PREVENZIONE E REPRESSIONE DELL'ILLECITO TRIBUTARIO NELL'ERA DELLO STATUTO DEL CONTRIBUENTE - di Massimo Chiappara

domenica 16 settembre 2001

Ricordo una frase del Generale Nanula che potrebbe essere considerata, a buona ragione, la spiegazione interpretativa del rapporto tra il contribuente e lo Stato impositore/controllore: la verifica fiscale è un confronto culturale tra i verificatori ed il soggetto verificato.

Chi rappresenta lo Stato nelle funzioni di controllo del rispetto delle leggi fiscali svolge un delicatissimo ruolo che vede come terreno di scontro e di confine l'interesse privato e quello pubblico.

L'interesse privato guida l'imprenditore, il professionista e, più in generale, il cittadino contribuente, verso l'ottimizzazione delle loro attività secondo la logica del profitto, con una mal celata insoddisfazione nel vedere quest'ultimo eroso dall'ancor pressante tassazione sul reddito.

Purtroppo, sempre più spesso,  si dimentica chi è il destinatario dell’interesse pubblico: i fruitori del potere di agire a tutela  di tale indispensabile diritto siamo Noi, cioè l’imprenditore, il professionista e, più in generale, il cittadino contribuente!

Il punto di incontro tra questi due interessi apparentemente contrastanti dovrebbe trovare dimora in un’equa tassazione che sia, però, effettivamente estesa a tutta la platea dei contribuenti.

Uno Stato moderno dovrebbe, quindi,  educare i cittadini al compimento degli obblighi fiscali non solo ponendo in essere controlli di carattere repressivo ma esercitando contemporaneamente un’azione informativa e preventiva.

Questi compiti affidati istituzionalmente all’Amministrazione Finanziaria ed alla Guardia di Finanza sono stati  attuati  in prevalenza con modalità repressive.

Se nella prassi operativa delle Istituzioni preposte ai controlli non si registra ancora nessun sostanziale cambiamento verso l’attivit di prevenzione, almeno a livello di attuazione normativa e di dibattito dottrinale qualche passo avanti è stato compiuto.

La Legge nr. 212 del 27 luglio 2000, meglio conosciuta come Statuto dei diritti del contribuente, dopo una lunga e complessa gestazione,  ha dato alla luce un insieme di principi da seguire per ristabilire in un’ottica propositiva il rapporto tra il Fisco ed il contribuente .

Di fondamentale importanza per l’attività della Guardia di finanza il primo comma dell’art.10 della citata Legge, che basa il rapporto con il contribuente sui principi della collaborazione e della buona fede.
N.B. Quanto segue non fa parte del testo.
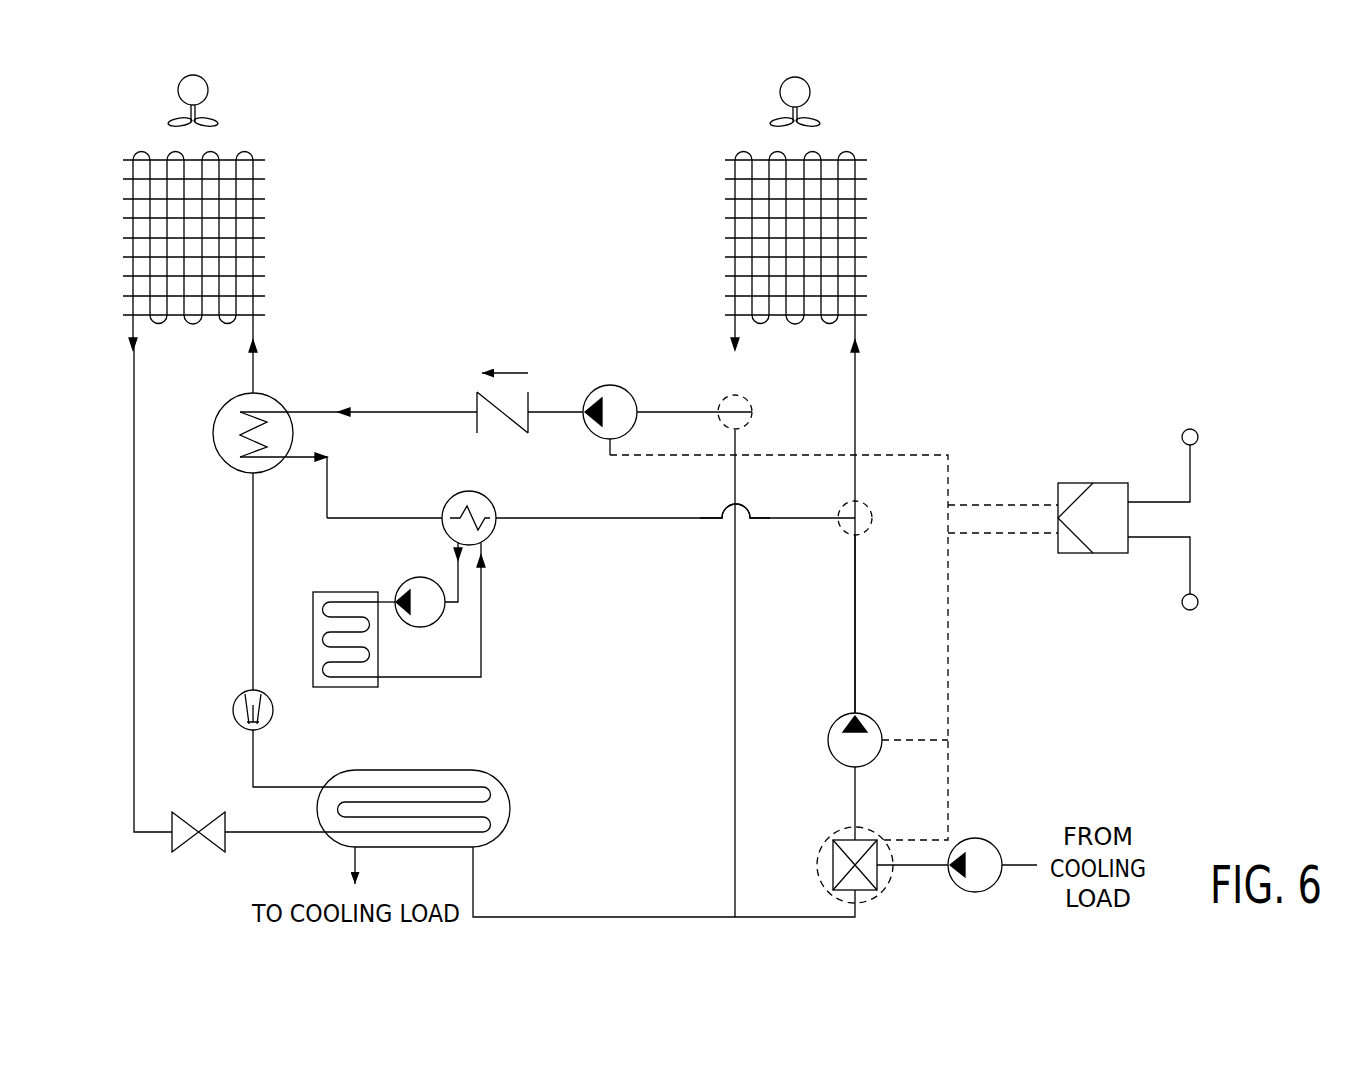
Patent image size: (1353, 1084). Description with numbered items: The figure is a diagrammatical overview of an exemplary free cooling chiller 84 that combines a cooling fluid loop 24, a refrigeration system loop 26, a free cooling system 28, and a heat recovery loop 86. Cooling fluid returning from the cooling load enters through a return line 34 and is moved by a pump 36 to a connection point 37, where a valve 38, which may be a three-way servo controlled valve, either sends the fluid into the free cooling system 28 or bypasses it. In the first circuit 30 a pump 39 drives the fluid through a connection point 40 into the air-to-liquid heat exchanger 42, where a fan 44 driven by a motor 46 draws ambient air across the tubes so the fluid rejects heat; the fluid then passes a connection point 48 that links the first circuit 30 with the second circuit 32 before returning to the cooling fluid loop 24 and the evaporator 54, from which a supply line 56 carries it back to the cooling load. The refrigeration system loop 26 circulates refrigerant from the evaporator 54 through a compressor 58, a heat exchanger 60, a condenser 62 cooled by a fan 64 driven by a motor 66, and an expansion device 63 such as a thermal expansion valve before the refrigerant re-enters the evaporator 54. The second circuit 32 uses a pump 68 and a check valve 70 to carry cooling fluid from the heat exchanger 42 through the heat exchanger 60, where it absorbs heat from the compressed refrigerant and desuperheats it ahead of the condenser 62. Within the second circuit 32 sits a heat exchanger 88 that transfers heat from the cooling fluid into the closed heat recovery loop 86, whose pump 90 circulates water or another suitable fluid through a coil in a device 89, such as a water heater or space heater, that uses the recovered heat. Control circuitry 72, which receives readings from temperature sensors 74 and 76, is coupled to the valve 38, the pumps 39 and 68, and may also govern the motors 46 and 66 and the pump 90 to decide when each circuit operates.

The cooling fluid loop 24 is at (650, 912).
The refrigeration system loop 26 is at (118, 510).
The free cooling system 28 is at (708, 527).
The first circuit 30 is at (857, 632).
The second circuit 32 is at (525, 522).
The return line 34 is at (1020, 868).
The pump 36 is at (995, 843).
The connection point 37 is at (882, 900).
The valve 38 is at (848, 838).
The pump 39 is at (873, 720).
The connection point 40 is at (870, 506).
The air-to-liquid heat exchanger 42 is at (845, 158).
The fan 44 is at (775, 118).
The motor 46 is at (812, 118).
The connection point 48 is at (752, 402).
The evaporator 54 is at (470, 770).
The supply line 56 is at (360, 866).
The compressor 58 is at (236, 700).
The heat exchanger 60 is at (228, 404).
The condenser 62 is at (142, 158).
The expansion device 63 is at (210, 820).
The fan 64 is at (222, 118).
The motor 66 is at (180, 118).
The pump 68 is at (628, 390).
The check valve 70 is at (477, 428).
The control circuitry 72 is at (1110, 483).
The temperature sensor 74 is at (1196, 430).
The temperature sensor 76 is at (1198, 608).
The chiller 84 is at (978, 292).
The heat recovery loop 86 is at (490, 622).
The heat exchanger 88 is at (490, 500).
The device 89 is at (346, 592).
The pump 90 is at (408, 582).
Lo stesso Ministero delle Finanze nella Direttiva generale per l’azione amministrativa e per la gestione dell’Esercizio 2001 ha interpretato gli indirizzi dello Statuto dando compito all’Amministrazione Finanziaria ed  alla GDF di perseguire l’obiettivo dell’avvicinamento del contribuente al sistema del prelievo fiscale.

Facile affermazione!

Non credo che i verificatori presso i contribuenti potranno fare proselitismo a favore di un sistema fiscale ampiamente condiviso da tutti soltanto con affermazioni del tipo: Mi raccomando, paghi le tasse oppure “Non cerchi di fare il furbo”.

Occorrono azioni concrete, non punitive, capaci però di stimolare il contribuente ad osservare spontaneamente i precetti fiscali.

È notorio, purtroppo, che tali azioni di prevenzione non sono inquadrabili sotto il profilo della misurazione del rendimento perché, fino ad ora, non si è trovato un sistema capace di monitorarne i risultati ed è stata preferita la ricerca dell’azione repressiva in quanto facilmente quantificabile attraverso i valori monetari recuperati (teoricamente) a tassazione .

Il comportamento preferito dagli Organismi controllori ha spesso instaurato un procedimento a spirale fuorviante e perverso che si è tradotto nell’assioma: più controlli repressivi vengono eseguiti, più recuperi a tassazione scaturiscono con progressiva salita dei grafici annuali del rendimento.

Niente di più falso. Come si può affermare che l’esito dei controlli sia direttamente proporzionale al loro numero?

Ritengo, invece, sia vero il contrario: se le politiche fiscali del Governo vengono accettate dai contribuenti, i risultati dei controlli sono inversamente proporzionali al loro numero.

Di conseguenza dovrebbe valere un assioma pi credibile del precedente, tipo: più controlli repressivi vengono eseguiti, sempre meno recuperi a tassazione scaturiscono, poiché attraverso la semplificazione fiscale ed il gradimento del sistema impositivo il contribuente evita di incorrere in violazioni. Il grafico del rendimento basato sui risultati repressivi smette di salire e diventa costante, mentre il grafico del gettito autodichiarato sale. 

In conclusione: tempi duri o rosee prospettive per il futuro lavorativo dei verificatori fiscali e dei contribuenti?

Tutto dipenderà da come gli indirizzi del Legislatore verranno interpretati e da come gli Organismi controllori sapranno riorganizzarsi.

Per ora non resta che rimboccarci le maniche e cercare autonomamente, nel rispetto dei reciproci diritti e doveri (dei verificatori e dei contribuenti), di sviluppare quel confronto culturale che aiuta a crescere professionalmente ed arricchisce di esperienza entrambe le parti in gioco.

P.S.: È sottointeso che ai verificatori, per rimboccarsi le maniche, servirebbe finalmente una bella camicia.